Rien, à mon sens, ne permet à Homo sapiens , aussi inachevé soit-il encore - nous ne le constatons que trop - de répondre par la négative.

   Pour demeurer volontairement, car il n'est pas le seul à avoir osé travailler la question (5), dans le domaine des sciences, en 1955 déjà le danois Niels Bohr, un des pères de la physique quantique, écrivait : " Le problème de l'unité de la connaissance est intimement lié à notre quête d'une compréhension universelle, destinée à élever la culture humaine."


Notes :

(1) Méthode interdite par les professeurs chargés de m'apprendre la langue française.
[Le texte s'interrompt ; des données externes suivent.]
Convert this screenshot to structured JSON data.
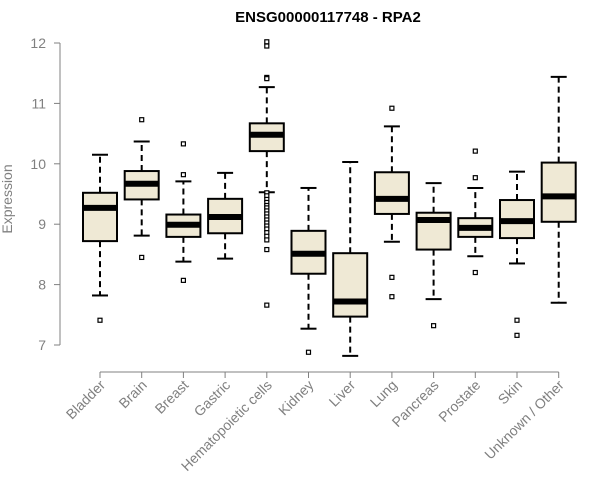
{
  "chart_data": {
    "type": "boxplot",
    "title": "ENSG00000117748 - RPA2",
    "ylabel": "Expression",
    "xlabel": "",
    "ylim": [
      6.8,
      12.1
    ],
    "yticks": [
      "7",
      "8",
      "9",
      "10",
      "11",
      "12"
    ],
    "grid": false,
    "legend": "none",
    "colors": {
      "box_fill": "#efe9d5",
      "stroke": "#000000",
      "tick_text": "#808080"
    },
    "categories": [
      "Bladder",
      "Brain",
      "Breast",
      "Gastric",
      "Hematopoietic cells",
      "Kidney",
      "Liver",
      "Lung",
      "Pancreas",
      "Prostate",
      "Skin",
      "Unknown / Other"
    ],
    "boxes": [
      {
        "category": "Bladder",
        "min": 7.82,
        "q1": 8.72,
        "median": 9.27,
        "q3": 9.52,
        "max": 10.15,
        "outliers": [
          7.41
        ]
      },
      {
        "category": "Brain",
        "min": 8.81,
        "q1": 9.41,
        "median": 9.67,
        "q3": 9.88,
        "max": 10.37,
        "outliers": [
          10.73,
          8.45
        ]
      },
      {
        "category": "Breast",
        "min": 8.38,
        "q1": 8.79,
        "median": 8.99,
        "q3": 9.16,
        "max": 9.71,
        "outliers": [
          10.33,
          9.82,
          8.07
        ]
      },
      {
        "category": "Gastric",
        "min": 8.43,
        "q1": 8.85,
        "median": 9.12,
        "q3": 9.42,
        "max": 9.85,
        "outliers": []
      },
      {
        "category": "Hematopoietic cells",
        "min": 9.53,
        "q1": 10.21,
        "median": 10.48,
        "q3": 10.67,
        "max": 11.27,
        "outliers": [
          12.02,
          11.95,
          11.43,
          11.41,
          9.52,
          9.47,
          9.41,
          9.36,
          9.31,
          9.27,
          9.22,
          9.17,
          9.12,
          9.07,
          9.02,
          8.97,
          8.92,
          8.86,
          8.8,
          8.74,
          8.58,
          7.66
        ]
      },
      {
        "category": "Kidney",
        "min": 7.27,
        "q1": 8.18,
        "median": 8.51,
        "q3": 8.89,
        "max": 9.6,
        "outliers": [
          6.88
        ]
      },
      {
        "category": "Liver",
        "min": 6.82,
        "q1": 7.47,
        "median": 7.72,
        "q3": 8.52,
        "max": 10.03,
        "outliers": []
      },
      {
        "category": "Lung",
        "min": 8.71,
        "q1": 9.17,
        "median": 9.42,
        "q3": 9.86,
        "max": 10.62,
        "outliers": [
          10.92,
          8.12,
          7.8
        ]
      },
      {
        "category": "Pancreas",
        "min": 7.76,
        "q1": 8.58,
        "median": 9.07,
        "q3": 9.19,
        "max": 9.68,
        "outliers": [
          7.32
        ]
      },
      {
        "category": "Prostate",
        "min": 8.47,
        "q1": 8.79,
        "median": 8.94,
        "q3": 9.1,
        "max": 9.6,
        "outliers": [
          10.21,
          9.77,
          8.2
        ]
      },
      {
        "category": "Skin",
        "min": 8.35,
        "q1": 8.77,
        "median": 9.05,
        "q3": 9.4,
        "max": 9.87,
        "outliers": [
          7.41,
          7.16
        ]
      },
      {
        "category": "Unknown / Other",
        "min": 7.7,
        "q1": 9.04,
        "median": 9.46,
        "q3": 10.02,
        "max": 11.44,
        "outliers": []
      }
    ]
  }
}
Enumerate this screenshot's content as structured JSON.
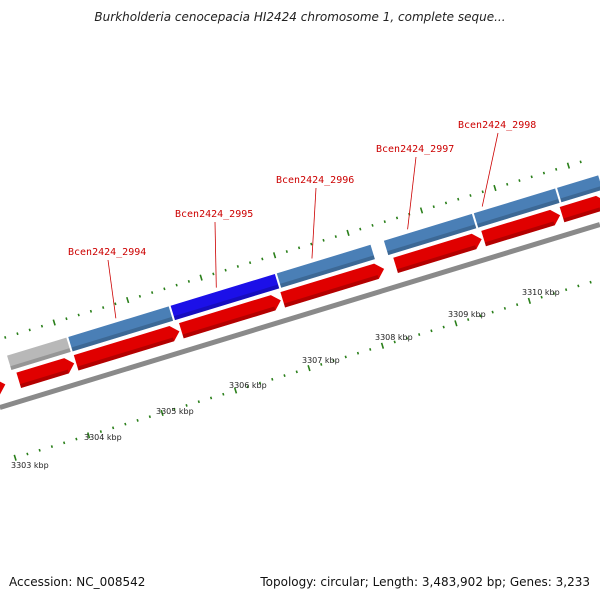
{
  "header": {
    "title": "Burkholderia cenocepacia HI2424 chromosome 1, complete seque..."
  },
  "footer": {
    "accession": "Accession: NC_008542",
    "summary": "Topology: circular; Length: 3,483,902 bp; Genes: 3,233"
  },
  "colors": {
    "gene_default": "#4a7fb6",
    "gene_selected": "#1c10e8",
    "gene_pseudo": "#b8b8b8",
    "cds": "#e00000",
    "backbone": "#8a8a8a",
    "tick": "#2a7f1a",
    "gene_label": "#cc0000"
  },
  "genes": [
    {
      "label": "",
      "type": "pseudo"
    },
    {
      "label": "Bcen2424_2994",
      "type": "default"
    },
    {
      "label": "Bcen2424_2995",
      "type": "selected"
    },
    {
      "label": "Bcen2424_2996",
      "type": "default"
    },
    {
      "label": "Bcen2424_2997",
      "type": "default"
    },
    {
      "label": "Bcen2424_2998",
      "type": "default"
    },
    {
      "label": "",
      "type": "default"
    }
  ],
  "kbp_labels": [
    "3303 kbp",
    "3304 kbp",
    "3305 kbp",
    "3306 kbp",
    "3307 kbp",
    "3308 kbp",
    "3309 kbp",
    "3310 kbp"
  ]
}
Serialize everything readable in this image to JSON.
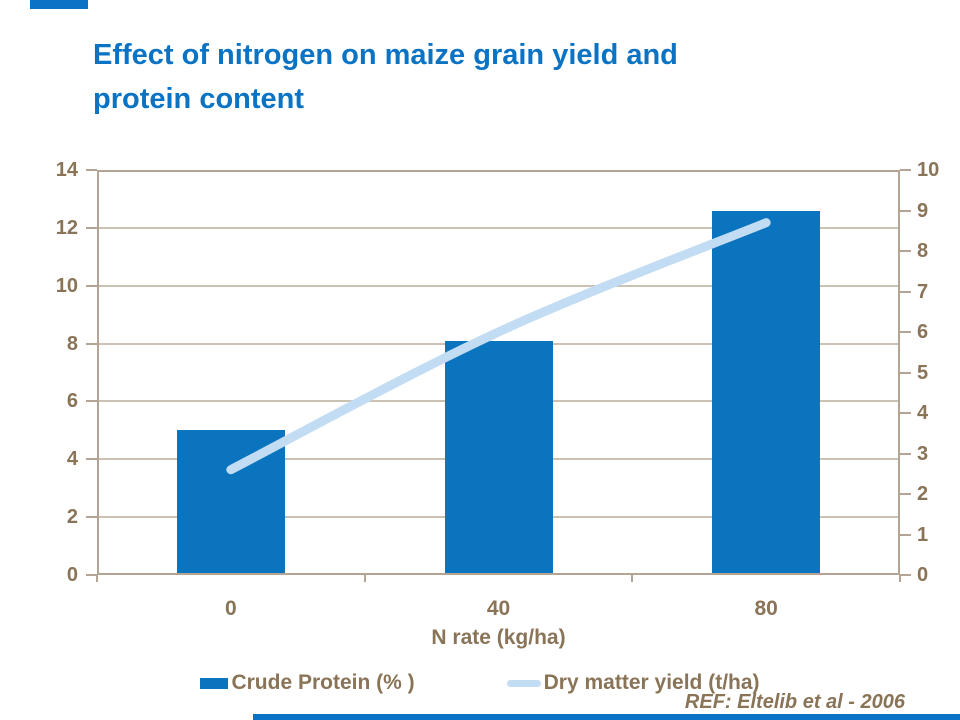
{
  "slide": {
    "title_line1": "Effect of nitrogen on maize grain yield and",
    "title_line2": "protein content",
    "ref_text": "REF:  Eltelib et al - 2006"
  },
  "colors": {
    "title_blue": "#0B73C4",
    "bar_blue": "#0A74BE",
    "line_light_blue": "#C2DCF3",
    "text_brown": "#8A7458",
    "axis_line": "#B3A493",
    "grid_line": "#CCC2B4",
    "decoration_blue": "#0B73C4"
  },
  "chart_data": {
    "type": "combo-bar-line",
    "categories": [
      "0",
      "40",
      "80"
    ],
    "series": [
      {
        "name": "Crude Protein (% )",
        "type": "bar",
        "axis": "left",
        "values": [
          5.0,
          8.1,
          12.6
        ]
      },
      {
        "name": "Dry matter yield (t/ha)",
        "type": "line",
        "axis": "right",
        "values": [
          2.6,
          6.0,
          8.7
        ]
      }
    ],
    "title": "Effect of nitrogen on maize grain yield and protein content",
    "xlabel": "N rate (kg/ha)",
    "ylabel": "",
    "left_axis": {
      "min": 0,
      "max": 14,
      "ticks": [
        0,
        2,
        4,
        6,
        8,
        10,
        12,
        14
      ]
    },
    "right_axis": {
      "min": 0,
      "max": 10,
      "ticks": [
        0,
        1,
        2,
        3,
        4,
        5,
        6,
        7,
        8,
        9,
        10
      ]
    },
    "grid": true,
    "legend_position": "bottom"
  }
}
(2) « Homo Ignorans Deliberately Choosing Not to Know» , Ralph Hertwig, Christopher Engel, Perspect Psychol. Sci. 2016 May. Ces personnes qui font le choix de ne pas savoir de quoi ils sont malades.
(3) Discipline scientifique permettant, avec la taxonomie, de classer dans un ordre logique tous les organismes animaux et végétaux. Ne pas confondre avec la systémique souvent évoquée sur ce site.

(4) Amasser de l'argent sans le dépenser, selon Larousse.

(5) Une piste beaucoup plus large à ne pas négliger : F.Michaut, Aubiérisons-nous, LEM 1053, 5 février 2018


Os court :

« L'humanité a de multiples naissances, avant sapiens, avec sapiens, après sapiens, et peut-être promet une nouvelle naissance après nous.»